Interesting, isn't it, that the iPhone is such a monster that the fourth largest mobile data carrier in the United States is willing to create advertisements for it without actually carrying it themselves? Here with this new set of Value plans you'll have anywhere in between $59.99 and $104.99 a month for different amounts of data. The highest cost will have you working with 10 gigabytes of data before you're throttled while the $59.99 plan has 2GB of data before throttling.

For those of you that do not know, throttling is a term for when you've gone over your limit with an "unlimited data" plan where the data then screeches to a near halt. You'll still have a data connection, but barely. With this system, T-Mobile is able to say they have Unlimited Data – because technically, they do. Plans on other carriers without "Unlimited Data" keep the same speed throughout your usage but begin to charge you monster amounts of "overage" cash once you've gone over your monthly allotment.

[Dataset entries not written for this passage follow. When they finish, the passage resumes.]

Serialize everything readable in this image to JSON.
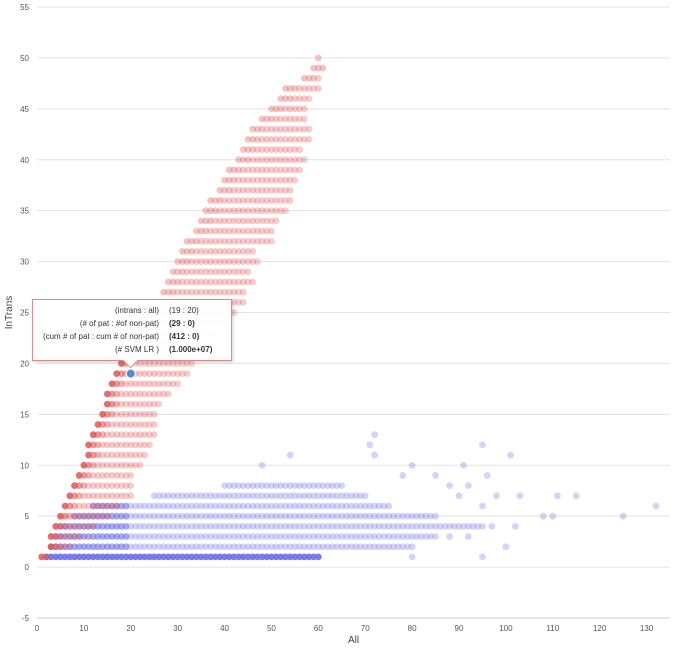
{
  "chart_data": {
    "type": "scatter",
    "title": "",
    "xlabel": "All",
    "ylabel": "InTrans",
    "xlim": [
      0,
      135
    ],
    "ylim": [
      -5,
      55
    ],
    "xticks": [
      0,
      10,
      20,
      30,
      40,
      50,
      60,
      70,
      80,
      90,
      100,
      110,
      120,
      130
    ],
    "yticks": [
      -5,
      0,
      5,
      10,
      15,
      20,
      25,
      30,
      35,
      40,
      45,
      50,
      55
    ],
    "grid": "horizontal",
    "colors": {
      "red": "#e05555",
      "blue": "#6f6fe8",
      "highlight": "#3f7fd6"
    },
    "red_runs": [
      [
        1,
        1,
        2
      ],
      [
        2,
        3,
        7
      ],
      [
        3,
        3,
        9
      ],
      [
        4,
        4,
        12
      ],
      [
        5,
        5,
        15
      ],
      [
        6,
        6,
        17
      ],
      [
        7,
        7,
        20
      ],
      [
        8,
        8,
        20
      ],
      [
        9,
        9,
        20
      ],
      [
        10,
        10,
        22
      ],
      [
        11,
        11,
        23
      ],
      [
        12,
        11,
        24
      ],
      [
        13,
        12,
        25
      ],
      [
        14,
        13,
        25
      ],
      [
        15,
        14,
        25
      ],
      [
        16,
        15,
        26
      ],
      [
        17,
        15,
        28
      ],
      [
        18,
        16,
        30
      ],
      [
        19,
        17,
        32
      ],
      [
        20,
        18,
        33
      ],
      [
        21,
        20,
        32
      ],
      [
        22,
        21,
        36
      ],
      [
        23,
        22,
        38
      ],
      [
        24,
        23,
        40
      ],
      [
        25,
        24,
        42
      ],
      [
        26,
        25,
        44
      ],
      [
        27,
        27,
        44
      ],
      [
        28,
        28,
        46
      ],
      [
        29,
        29,
        45
      ],
      [
        30,
        30,
        47
      ],
      [
        31,
        31,
        46
      ],
      [
        32,
        32,
        50
      ],
      [
        33,
        34,
        50
      ],
      [
        34,
        35,
        51
      ],
      [
        35,
        36,
        53
      ],
      [
        36,
        37,
        54
      ],
      [
        37,
        39,
        54
      ],
      [
        38,
        40,
        55
      ],
      [
        39,
        41,
        56
      ],
      [
        40,
        43,
        57
      ],
      [
        41,
        44,
        56
      ],
      [
        42,
        45,
        58
      ],
      [
        43,
        46,
        58
      ],
      [
        44,
        48,
        57
      ],
      [
        45,
        50,
        57
      ],
      [
        46,
        52,
        58
      ],
      [
        47,
        53,
        60
      ],
      [
        48,
        57,
        60
      ],
      [
        49,
        59,
        61
      ],
      [
        50,
        60,
        60
      ]
    ],
    "blue_runs": [
      [
        1,
        2,
        60
      ],
      [
        2,
        3,
        80
      ],
      [
        3,
        4,
        85
      ],
      [
        4,
        5,
        95
      ],
      [
        5,
        8,
        85
      ],
      [
        6,
        12,
        75
      ],
      [
        7,
        25,
        70
      ],
      [
        8,
        40,
        65
      ]
    ],
    "blue_scatter": [
      [
        80,
        1
      ],
      [
        95,
        1
      ],
      [
        100,
        2
      ],
      [
        88,
        3
      ],
      [
        92,
        3
      ],
      [
        97,
        4
      ],
      [
        102,
        4
      ],
      [
        108,
        5
      ],
      [
        110,
        5
      ],
      [
        125,
        5
      ],
      [
        132,
        6
      ],
      [
        95,
        6
      ],
      [
        90,
        7
      ],
      [
        98,
        7
      ],
      [
        103,
        7
      ],
      [
        111,
        7
      ],
      [
        115,
        7
      ],
      [
        88,
        8
      ],
      [
        92,
        8
      ],
      [
        78,
        9
      ],
      [
        85,
        9
      ],
      [
        96,
        9
      ],
      [
        80,
        10
      ],
      [
        91,
        10
      ],
      [
        72,
        11
      ],
      [
        101,
        11
      ],
      [
        71,
        12
      ],
      [
        95,
        12
      ],
      [
        72,
        13
      ],
      [
        48,
        10
      ],
      [
        54,
        11
      ]
    ],
    "highlight_point": {
      "x": 20,
      "y": 19
    }
  },
  "tooltip": {
    "rows": [
      {
        "label": "(intrans : all)",
        "value": "(19 : 20)",
        "bold": false
      },
      {
        "label": "(# of pat : #of non-pat)",
        "value": "(29 : 0)",
        "bold": true
      },
      {
        "label": "(cum # of pat : cum # of non-pat)",
        "value": "(412 : 0)",
        "bold": true
      },
      {
        "label": "(# SVM LR )",
        "value": "(1.000e+07)",
        "bold": true
      }
    ]
  }
}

Select markets will be giving a $100 USD gift card to anyone bringing in an iPhone that signs up for a two-year contract – markets such as Atlanta and New York, in this case. T-Mobile representative Harry Thomas spoke with CNET this week noting how the situation was "a big opportunity to sell people who already have an iPhone." He also noted that T-Mobile was "hearing from AT&T customers that they are frustrated by costs and capacity constraints – we do have high expectations."